With a smooth, matter-of-fact delivery, the partners were at first curious and then enthralled at how he pulled together the disparate threads of data, jawboned the tanker crews in the bars, mined out the Saudi situation from his spy buddy in Dubai, cranked the numbers, placed the bet, and rode the upward arc of the reverse parabola.
“This resulted in a net gain for the month of $90 million,” Jarrod concluded, and then he sat down.
Awed silence followed as the partners realized that the downward arc of the reverse parabola would come in the next thirty days or so, and he’d be back next month with another ninety million. They further realized that Jarrod Stryker was a shoe-in to become general partner and now could likely receive the mantle of heir apparent to William.
It began with Warren Menefee at his elbow, but a ripple of spontaneous applause echoed in the room, in recognition of the most lucrative month in the firm’s history.

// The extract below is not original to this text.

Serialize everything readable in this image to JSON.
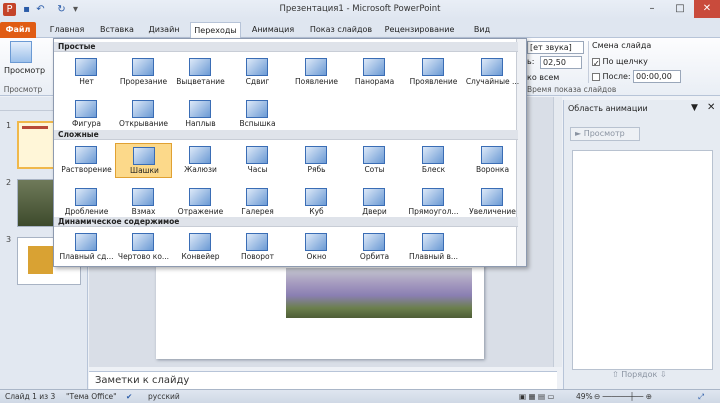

Jarrod nodded modestly in acknowledgement, then turned to William to receive his accolade. But the general partner’s face was crimson as he stood and brought his fist down on the ebony table. “This is
unacceptable
!”
A stunned silence fell on the chamber as the outburst washed over the table like a tidal wave. No one said anything, trying to absorb what had just happened.
Blackenford drew a breath and unleashed a second salvo. “I brought you people from nothing, and you are nothing without me! I’ve paid you millions, and what have you brought me?
Nothing
!”
The shock was still in full bloom when he looked at Jarrod and grudgingly said, “While the results from energy trading were…adequate…the rest of you are not worth a sack of shit! Do you hear me?”
How could they not?
“You have one week to bring in results that are tenfold better than this. Do you understand? Tenfold, or you are all on the street!”
And with that, the general partner stormed from the room, leaving an astonished group of limited partners in his wake.
*
“Got a minute?”
Sergei Dobrinin looked up from his computer screen. “Da.”
“My office.”
Sergei walked next door, where Gwen had already taken a chair.
“What is up?” he inquired.
“We all know what William can be like,” Jarrod began.
Everyone nodded in reply.
“He can be short-tempered, irascible, goading, and God knows what else. But there is always a method to his madness. That is to say, I’ve always seen through his behavior for the act it was. It’s just a management style to keep a bunch of bright, oversized egos focused on the goal line.”
More nods.
“Well, I’m not sure what happened, but I’m thinking maybe William has had a stroke.”
“A stroke?” echoed Gwen.
Jarrod nodded, then recounted the scene in the boardroom where William had blown a gasket. “Seeing as it was the best financial performance for any month in the firm’s history, everyone was taken aback. And what’s worse, the whole room was looking to me for some kind of explanation, and I had none. In fact, I’m at a loss as to what to do. Something like this can make a small firm like this come apart at the seams.”
Sergei leaned back, trying to calm his younger boss. “Well, let us not to conclusions jump. We can speculate into infinity. Perhaps this a solitary episode. Perhaps some health matter. We need better information. Gwen, see what find out you can from your secretary network.”
She nodded. “Will do.”
He then turned to Jarrod. “Why don’t you go to Bridgemount this evening? Buy drinks. William’s buddies there. Maybe they tell you someting.”
“Good idea. What are you going to do while I’m gone?”
“You no want to know,” replied the Russian.